Photo et vidéo par Maria Antonova

KOGALYM (awp/afp) - Les Sopotchine voient depuis bien longtemps les puits de pétrole gagner du terrain sur les terres de Sibérie où ils élèvent des rennes depuis des générations. Mais désormais, ils craignent pour la survie même de leur activité.

Autour de la hutte traditionnelle de bois où la famille autochtone de la région de Khanty-Mansi partage une seule pièce, les rennes broutent le lichen sous la neige. A proximité, deux groupes pétroliers s'apprêtent à augmenter leur production.

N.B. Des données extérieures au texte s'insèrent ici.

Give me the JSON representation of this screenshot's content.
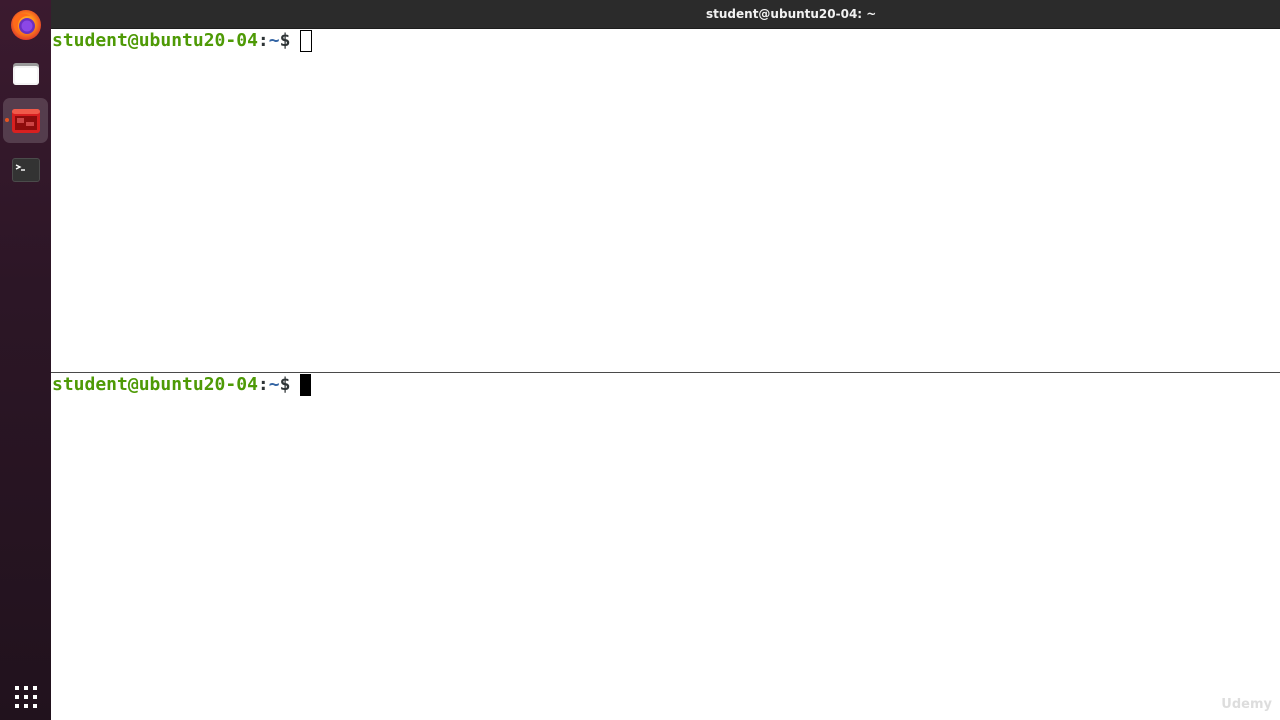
{
  "window": {
    "title": "student@ubuntu20-04: ~"
  },
  "dock": {
    "items": [
      {
        "name": "firefox",
        "icon": "firefox-icon",
        "running": false
      },
      {
        "name": "files",
        "icon": "files-icon",
        "running": false
      },
      {
        "name": "terminal-running",
        "icon": "terminal-red-icon",
        "running": true,
        "active": true
      },
      {
        "name": "terminal",
        "icon": "terminal-icon",
        "running": false
      }
    ],
    "apps_icon": "apps-grid-icon"
  },
  "panes": {
    "top": {
      "user_host": "student@ubuntu20-04",
      "separator": ":",
      "path": "~",
      "dollar": "$",
      "cursor": "outline"
    },
    "bottom": {
      "user_host": "student@ubuntu20-04",
      "separator": ":",
      "path": "~",
      "dollar": "$",
      "cursor": "block"
    }
  },
  "watermark": "Udemy",
  "colors": {
    "prompt_user": "#4e9a06",
    "prompt_path": "#3465a4",
    "text": "#2e3436",
    "titlebar": "#2b2b2b",
    "accent": "#e95420"
  }
}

"Tout notre territoire abrite du pétrole", constate Stepan Sopotchine, 26 ans. "Au sud, Loukoïl nous demande de nous déplacer vers le nord. Et au nord, Gazprom Neft se développe et nous demande de partir vers le sud...", déplore ce père de deux jeunes enfants.

Depuis des décennies, la famille Sopotchine déplace en avril son troupeau de 250 bêtes vers le nord moins boisé, où la neige fond plus vite et où les femelles en gestation trouvent de l'herbe fraîche.

Cette année, engins de chantier et camions chargés de tuyaux s'activent sur les lieux. Gazprom Neft, la branche pétrolière du géant public Gazprom, prépare l'exploitation d'un nouveau gisement, Otdelnoïé, auquel les Sopotchine sont opposés.

Ce cas n'est pas isolé dans la région, où la production de pétrole profite à l'économie russe mais perturbe modes de vie traditionnels et écosystèmes fragiles.

Même si la loi donne théoriquement la priorité aux minorités autochtones sur ces terres qui les font vivre, dans la pratique elles se trouvent démunies face aux projets pétroliers qui reçoivent le feu vert de Moscou sans leur accord.

Ce n'est qu'une fois que les autorités ont attribué les licences d'exploitation aux entreprises que celles-ci proposent des compensations aux populations locales, pour des montants rarement déterminés de manière indépendante.

L'anthropologue Andrew Wiget, qui a étudié le peuple Khanty pendant plus de 20 ans, avait évalué en 1998 la valeur totale des ressources faisant vivre une famille pendant un an à 120.000 roubles (16.000 dollars à l'époque), un montant deux fois plus élevé que la compensation alors proposée à une telle famille si elle acceptait les projets pétroliers.

- 'Nulle part où vivre' -

Contacté par l'AFP, Gazprom Neft a assuré à l'AFP avoir accepté de "changer de manière significative ses plans d'infrastructure" face aux demandes des Sopotchine et avoir désormais obtenu toutes les autorisations pour lancer son projet.

Malgré ces mesures et une offre de compensation de plus de 500.000 euros répartis entre six familles sur 24 ans, Iossif, le père de Stepan, a déjà refusé deux fois de signer des contrats pourtant indispensables légalement. Ce qui n'a pas empêché la construction des routes de démarrer.

"Nous n'avons jamais refusé l'accès au pétrole, nos comprenons qu'il faut aider le gouvernement, mais nous sommes contre ce gisement parce que nous n'avons nulle part d'autre où vivre", plaide Iossif, 58 ans.

"Il y aura des déversements de pétrole et nos rennes risquent de se retrouver dans des zones de production ou sur des routes", craint-il, inquiet par ailleurs de l'arrivée de braconniers susceptibles de tuer ses bêtes.

Pour protester, les Sopotchine ont érigé symboliquement en février une tente sur le site de construction, ce qui leur a valu d'être convoqués par la police.

"Vous allez penser que je suis fou, mais quand j'ai quitté ces pâturages pour la dernière fois", raconte Iossif.

- Violations -

Vue depuis un satellite, la région de Khanty-Mansi ressemble à un paysage sauvage parsemé de forêts de pins et de lacs. Sur ces terres, le peuple Khanty a toujours vécu de l'élevage, de la chasse, de la pêche, et de la cueillette des baies. En y regardant de plus près, on peut voir les puits pétroliers gagner du terrain.

Les ressources d'hydrocarbures de la Sibérie occidentale représentent une source de revenus cruciale pour l'économie russe mais les conséquences sont lourdes pour la nature. Les arbres pourrissent car les routes entravent la circulation de l'eau, tandis que les troupeaux de rennes sont décimés par le braconnage, les contaminations et les accidents, selon les Khanty.

Dans une récente pétition, Greenpeace accuse les groupes énergétiques de violer les normes environnementales. L'organisation évalue à 1,5 million de tonnes le volume des fuites de pétrole dans la nature, bien plus que le chiffre officiel de 50.000 tonnes.